The healer nodded to that, so it must be true.
"She thought I had died again and was terribly frightened. She woke me, but I remember my dream, or part of it."
"A frightening dream, from what you say."
"It was. Isn't there a wolf-headed god in this land? You're of it, and the most learned among us, Myt-ser'eu says."
"That god has many names," the healer told me. He recounted some of them.
I said my soldiers called him Ap-uat.
"Then we may call him that, so long as we keep in mind that he is the opener of the ways. When our army marches, Latro, it sends a few men ahead so that it cannot be ambushed."
"An advance guard," I said. "That is always wise."
"These are called the openers of the way. Often they see a wolf-headed man who walks in advance of them. Then they know the way is safe and the army will triumph. For that reason this god was on our pharaoh's standard."
"My men wished to stop at the city of this god," I explained, "so they might sacrifice to him before we reach the wild southern lands. We went to Qanju and explained this, but he would not stop there."
The healer nodded. "I see. Do you believe that this god sent your dream?"
"It seems to me he must. We spoke to Muslak as well. He said that we'd be far south of Ap-uat's city by the time we stopped for the night, perhaps as far as Akhmim."
"Thus you come to me."
I shook my head. "Thus I sat with Myt-ser'eu, and slept. I was in a dark land in which there lay many dead. Slowly, a wolf that was also a man crawled toward me, dragging itself with its hands, which were its forepaws as well."
The healer listened in silence.
"Seeing it crawl, I knew its back was broken. No man and no beast lives long with a broken back. With a man's voice it begged me to slay it, to take its life and end its agony. I-"
The healer raised his hand. "Wait. I have many questions. Did you recognize this man who was a wolf?"
"Yes, I knew who he was in my dream, but I cannot tell you now."
"Yet you knew him then. Was he friend or foe?"
"He had been my enemy," I said. "I knew that, too."
"He came to you begging mercy, nonetheless?"
I raised my shoulders and let them fall as men do. "There was no one else."
"Only you, and the dead."
"I think so."
"Very well. Go on."
"I did as he asked." I showed the healer my sword. "I killed him with this, and quickly, holding his ear while I slashed his throat. When he was dead I saw his man's face." I paused to think and to remember the dark plain of my dream. "After that, Myt-ser'eu woke me, fearing I had died."

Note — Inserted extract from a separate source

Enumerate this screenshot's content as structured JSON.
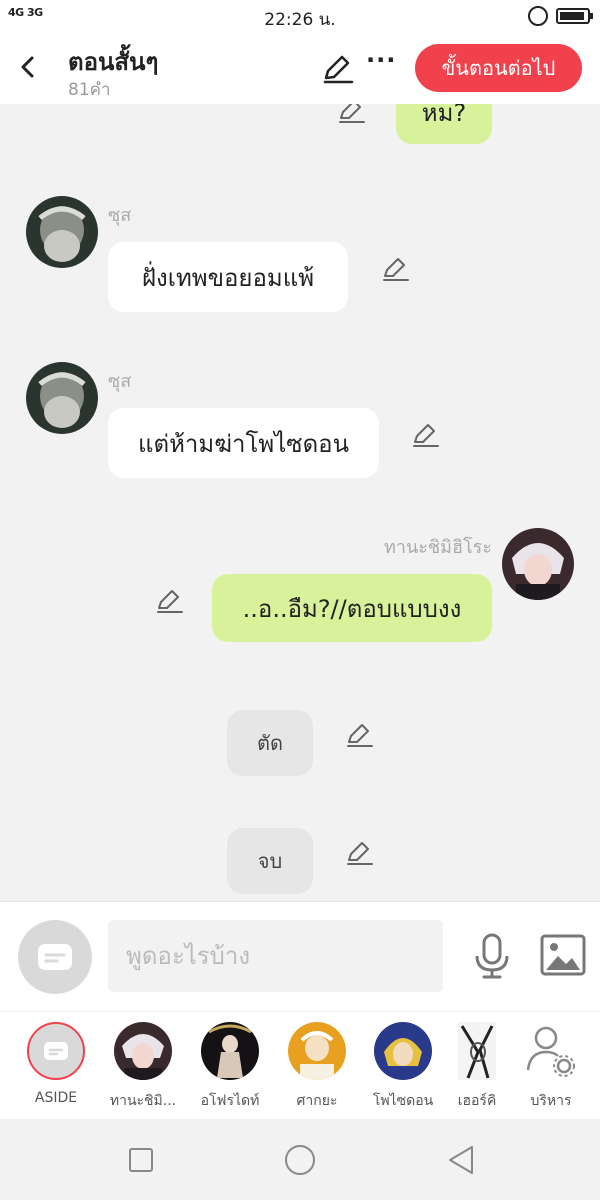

The healer took four sticks of crooked gold from his robe, made a square of their corners on the deck before us, and did and said certain things I will not write. These things done, he picked up the gold sticks, speaking a word for each, shook them together, and cast them at my face.
I asked whether they spoke to him when they clattered to the deck. Angry, he motioned me to silence. After a time, he swept them up, shook them as he had before, and cast them again. "You are not telling me everything," he said when he had studied them a second time. "What is it you have not told?"
"I said girl as I cut his throat. Only that. I cannot explain it and it seems to me it cannot be of any importance."
"Girl."
I nodded. "Just that. The one word."
"You speak the tongue of Kemet better than most foreigners. Was it in this way that you spoke in your dream?"
"I spoke only one word in my dream. That one."
"Satet?"
"No, another word that meant the same."
"Bent?"
"I don't think it was in this tongue. It meant a tall girl, very young but tall and crowned with blossoms-meant that in my dream, I mean."
The healer looked out over the water. "We must stop at Asyut," he said.